I thought I could carry this alone, finish the mission, and disappear without ever dragging you into my war.
Instead, I just postponed the danger and made it worse when it finally caught up with us. ”
Skylar uncurls from her defensive position and rises to her feet. For a moment, I think she’s going to walk away, to retreat into the cabin and put a door between us the way she has every night since the ceremony. But instead, she crosses the porch and stops right in front of me.
She’s close enough that I can see the moisture gathering in the corners of her eyes. Close enough that her scent wraps around me like a homecoming I don’t deserve.
“You’re an idiot,” she states. “A complete and total idiot.”
“I’m aware.”
“You should have told me. You should have trusted me enough to let me make my own choice about whether to wait. You should have given me the option instead of deciding for both of us what our future would look like.”
“I know. I’m sorry.” The words feel inadequate, but they’re all I have. “I’m so sorry, Skylar. I thought I was doing the right thing. I thought I was keeping you safe. I never meant to make you feel like you weren’t enough, because that was never… You were always—”
She reaches out and touches my face.
The contact stops my breath. Her fingers are cool against my stubbled cheek, gentle in a way that makes my heart stutter. I search her eyes for anger, for accusation, for the hatred she swore she’d carry forever.
Instead, I see understanding. Empathy for the boy who lost everything and made terrible choices in the aftermath. Recognition of the weight I’ve been carrying alone for ten years.
She sees me. Maybe for the first time since I came back, she actually sees me.
But then her hand drops away, and she takes a step back.
“I understand now why you did what you did, and I’m grateful you finally told me the truth. But understanding isn’t the same as forgiving, Bryan. And forgiving isn’t the same as trusting.”

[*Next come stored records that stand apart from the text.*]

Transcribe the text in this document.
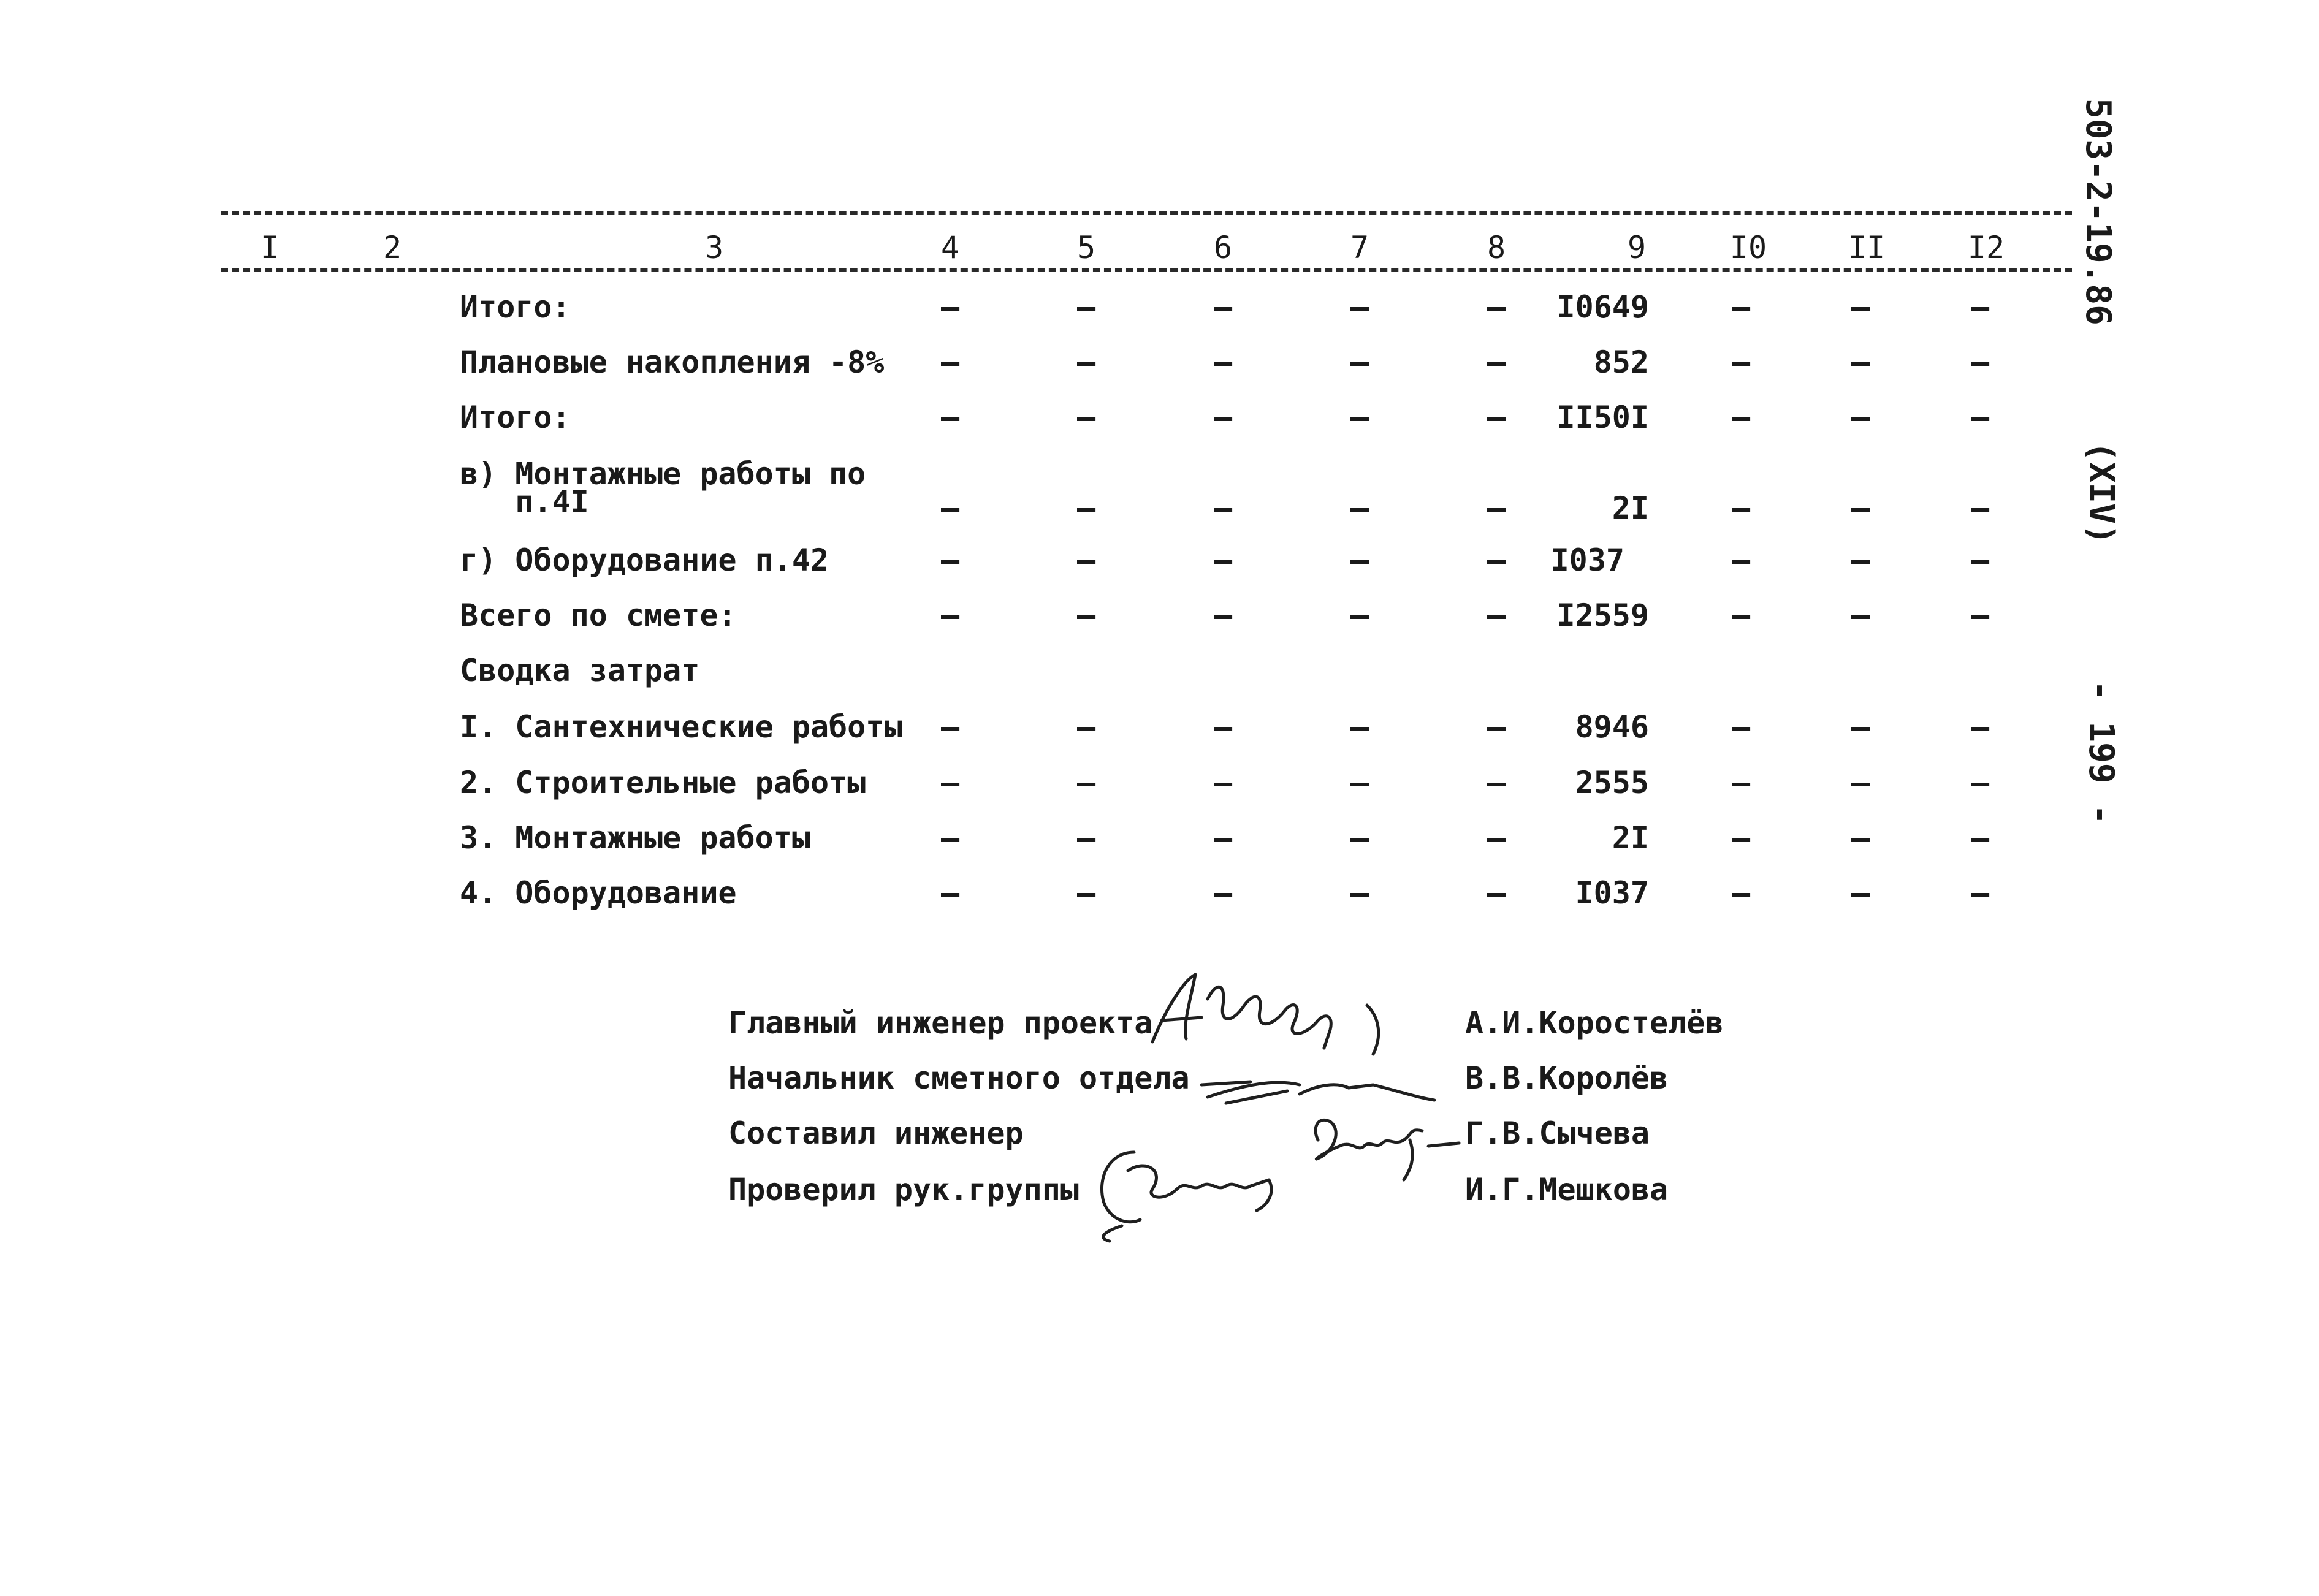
503-2-19.86
(XIV)
- 199 -
I	2	3	4	5	6	7	8	9	I0	II	I2
Итого:	–	–	–	–	–	I0649	–	–	–
Плановые накопления -8%	–	–	–	–	–	852	–	–	–
Итого:	–	–	–	–	–	II50I	–	–	–
в) Монтажные работы по
п.4I	–	–	–	–	–	2I	–	–	–
г) Оборудование п.42	–	–	–	–	–	I037	–	–	–
Всего по смете:	–	–	–	–	–	I2559	–	–	–
Сводка затрат
I. Сантехнические работы	–	–	–	–	–	8946	–	–	–
2. Строительные работы	–	–	–	–	–	2555	–	–	–
3. Монтажные работы	–	–	–	–	–	2I	–	–	–
4. Оборудование	–	–	–	–	–	I037	–	–	–
Главный инженер проекта	А.И.Коростелёв
Начальник сметного отдела	В.В.Королёв
Составил инженер	Г.В.Сычева
Проверил рук.группы	И.Г.Мешкова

The words hurt, but I don’t let myself flinch from them. She’s right. One confession doesn’t erase ten years of damage. One honest conversation doesn’t rebuild the trust I shattered when I walked away from her in the dark.

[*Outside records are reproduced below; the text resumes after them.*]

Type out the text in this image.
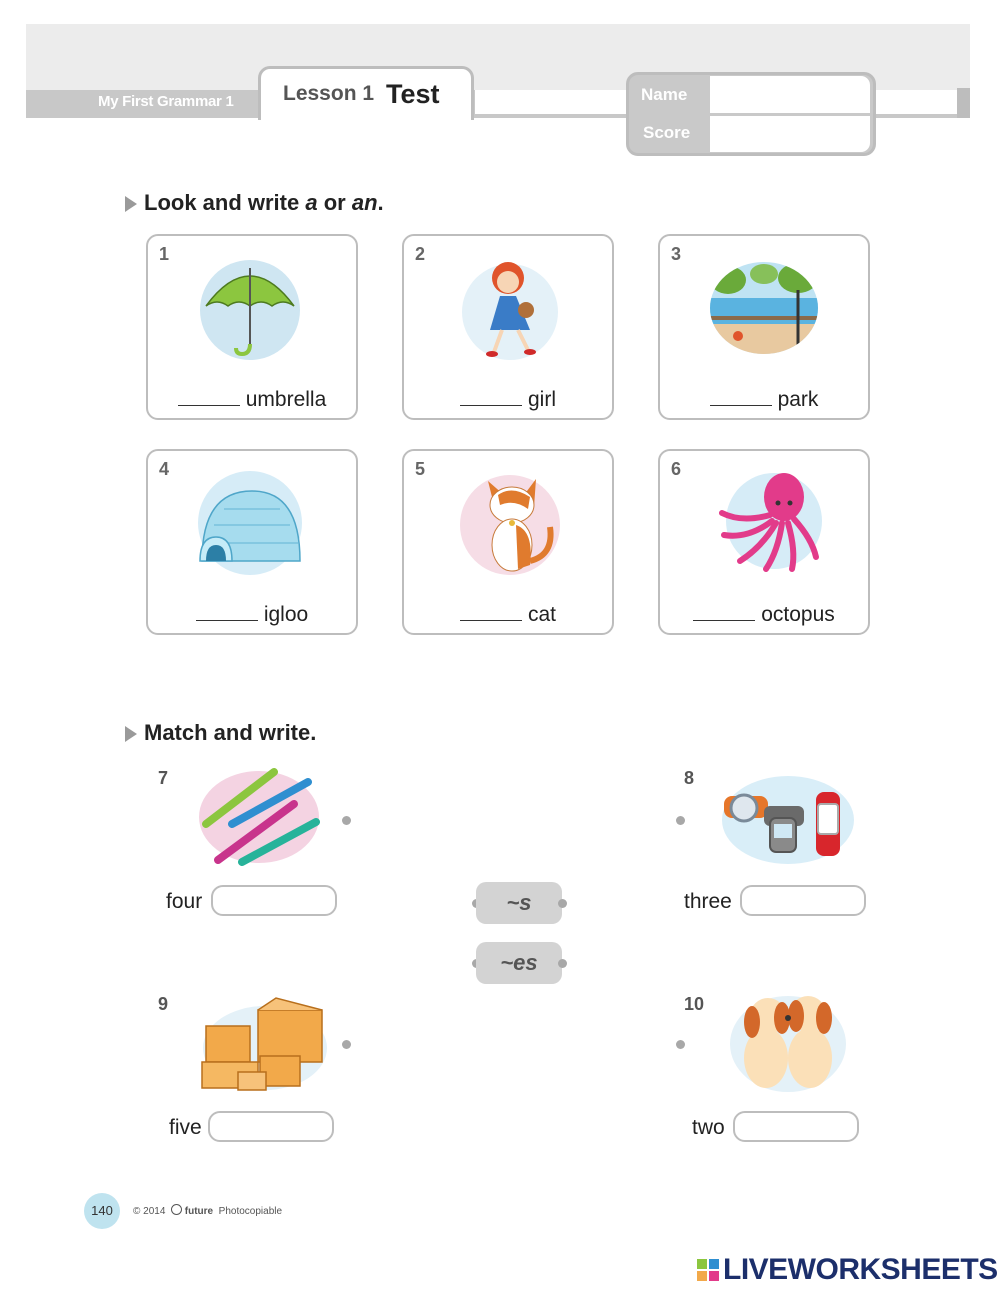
My First Grammar 1 Lesson 1 Test	Name
Score
Look and write a or an.
1
umbrella
2
girl
3
park
4
igloo
5
cat
6
octopus
Match and write.
7
four
8
three
~s
~es
9
five
10
two
140	© 2014 future Photocopiable
LIVEWORKSHEETS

“I know,” I say for what feels like the hundredth time tonight. “I haven’t earned it yet. But I’d like the chance to try. If you’ll let me.”
She studies my face for a long moment, and I hold myself still under her scrutiny. Let her look. Let her see whatever she needs to see. I have nothing left to hide from her now.

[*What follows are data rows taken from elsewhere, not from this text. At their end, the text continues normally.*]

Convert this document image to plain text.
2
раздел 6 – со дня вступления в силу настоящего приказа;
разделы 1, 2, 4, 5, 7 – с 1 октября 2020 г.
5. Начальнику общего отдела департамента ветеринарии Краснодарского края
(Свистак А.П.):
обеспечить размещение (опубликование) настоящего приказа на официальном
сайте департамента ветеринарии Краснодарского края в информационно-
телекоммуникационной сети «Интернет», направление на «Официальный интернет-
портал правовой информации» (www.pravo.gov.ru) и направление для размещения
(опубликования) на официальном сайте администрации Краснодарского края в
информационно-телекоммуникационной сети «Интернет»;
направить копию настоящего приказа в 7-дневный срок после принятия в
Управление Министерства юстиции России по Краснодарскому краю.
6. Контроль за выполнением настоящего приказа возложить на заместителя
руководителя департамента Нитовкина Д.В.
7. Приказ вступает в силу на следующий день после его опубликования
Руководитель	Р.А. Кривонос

“I’m going to bed,” she finally declares. “Alone. I need time to think about everything you’ve told me.”
“Take all the time you need.”
She turns toward the cabin door, then pauses with her hand on the frame. Without looking back, she says, “Thank you for telling me the truth. I know it wasn’t easy.”
“It was easier than you might think. The hard part was carrying it alone for so long.”
A small sound escapes her. Not quite a laugh, not quite a sob. Something in between that makes me want to pull her into my arms and hold her until every broken piece of us somehow fits back together.
But I don’t move. Because she’s not ready, and I haven’t earned the right to offer that kind of comfort yet.
“Goodnight, Bryan.”
“Goodnight, Skylar.”
The door closes behind her, and I sit on the porch for a long time after she’s gone, watching the stars emerge one by one in the darkening sky.
The conversation replays in my mind, every word and every silence examined from different angles.
I don’t know if tonight fixed anything between us or just reopened wounds that have been festering for a decade.
But for the first time since I came home, I feel something loosening in my chest. The secret I’ve carried for ten years is finally out in the open, no longer poisoning everything it touches.
She knows now.
What she does with that knowledge is up to her.